Potential promoter regions in the genome sequence were determined using the Neural Network Promoter Prediction program of the Berkeley Drosophila Genome Project (NNPP v.2.2, cutoff scores of 0.90 and 0.95) with prokaryotic organisms (http://www.fruitfly.org/seq_tools/promoter.html). Viral genome information, including tail, head, and packaging, was analyzed using the scalable bacteriophage annotation tool Pharokka^{[ 62 ]} and further annotated by comparison with viral information from the UniProtKB/Swiss‐Prot database (ViralZone, reviewed protein, https://viralzone.expasy.org) with a threshold of e < 1e‐3. Conversed domains were searched in Pfam and their structures were constructed using trRosetta2 software (v.1.13).^{[ 63 ]} All protein structures were analyzed using VMD 1.9.4 (Visual Molecular Dynamics, https://www.ks.uiuc.edu/Research/vmd/).
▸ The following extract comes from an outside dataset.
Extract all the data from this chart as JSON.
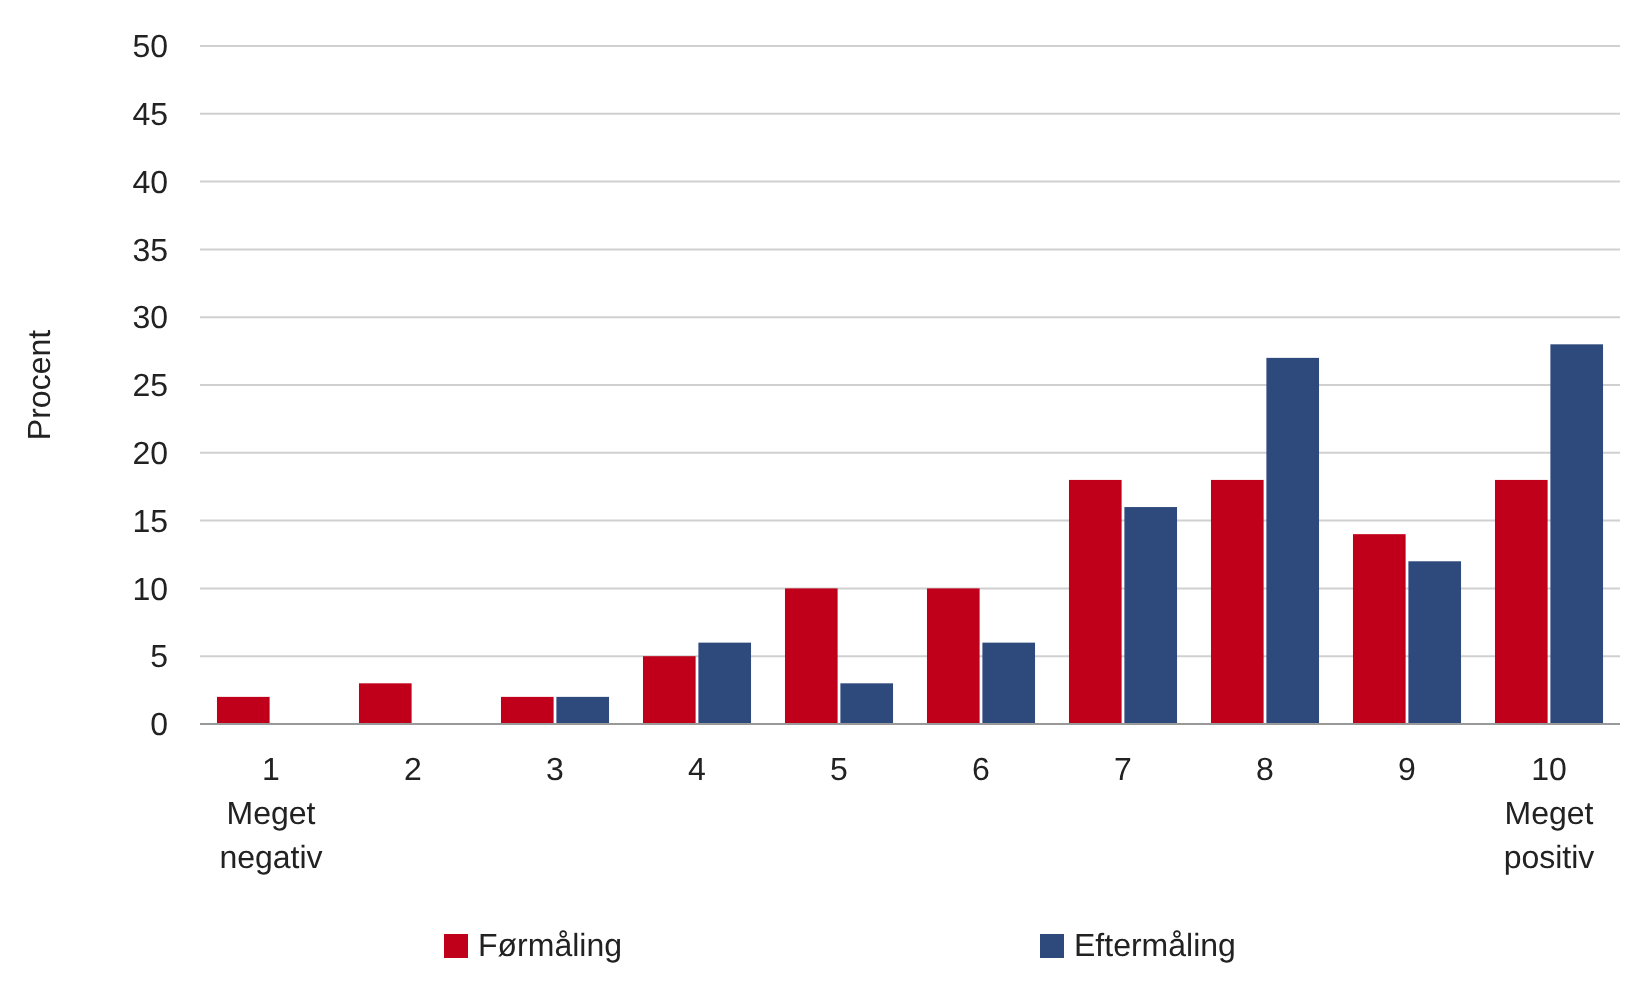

The KEGG database (https://www.kegg.jp/) was used to analyze gene functions (e ≤ 1e–3) and biological systems, such as cells, organisms and ecosystems. The ORFs from viral confident contigs (1.5–184.2 kb) were imported into HMMScan (e < 1e–5 and bit score >50) for further annotation from the pfam database (http://pfam.xfam.org/).^{[ 58 ]} Gene positions and matched sequences (≥100 bp) were manually checked in viral contigs to validate the functional annotation of putative AMGs. Finally, putative AMGs were compared with viral AMG data derived from previous studies.^{[ 27} , ^{33 ]}

Data and Materials Availability

The sequencing data of all 13 samples from the viral metagenomic libraries have been deposited in the NCBI Sequence Read Archive (SRA) under Bioproject ID PRJNA854686 with accession no. SRR19981422 to SRR19981434. All data required to evaluate the conclusions of this paper are presented in the paper and/or Supplementary Materials. Additional data related to this study may be requested from the authors.

Statistical Analysis

All measurements were performed at least in triplicate. Data are presented as mean ± SEM, n ≥ 3. One‐way ANOVA with Scheffé’s test was used to identify samples with differences between multiple groups. The Kruskal‐Wallis H test with Dunn's test was used to analyze significant differences between the two groups. The Wilcoxon rank‐sum test was used to test for differences in consistency between groups. Statistical analysis was performed to calculate p‐values in Python using DataFrame SciPy v.1.13.1.^{[ 64 ]} In all cases, significant differences were defined as *(p < 0.05), **(p < 0.01) and ***(p < 0.001).

Conflict of Interest

The authors declare no conflict of interest.

Author Contributions

A.D. and T.W. conceived and designed the study. J.W. and A.D. performed the experiments and all data analysis with assistance from R.S., L.L., and X.L. A.D. and J.W. wrote the manuscript with the revision from T.W. All of the authors have approved the final paper.

Supporting information

Supporting Information

Deng A., Wang J., Li L., Shi R., Li X., Wen T., Synoptic Variation Drives Genetic Diversity and Transmission Mode of Airborne DNA Viruses in Urban Space. Adv. Sci. 2024, 11, 2404512. 10.1002/advs.202404512

Data Availability Statement

The data that support the findings of this study are available from NCBI Sequence Read Archive (SRA). Restrictions apply to the availability of these data, which were used under license for this study. Data are available from the authors with the permission of NCBI Sequence Read Archive (SRA).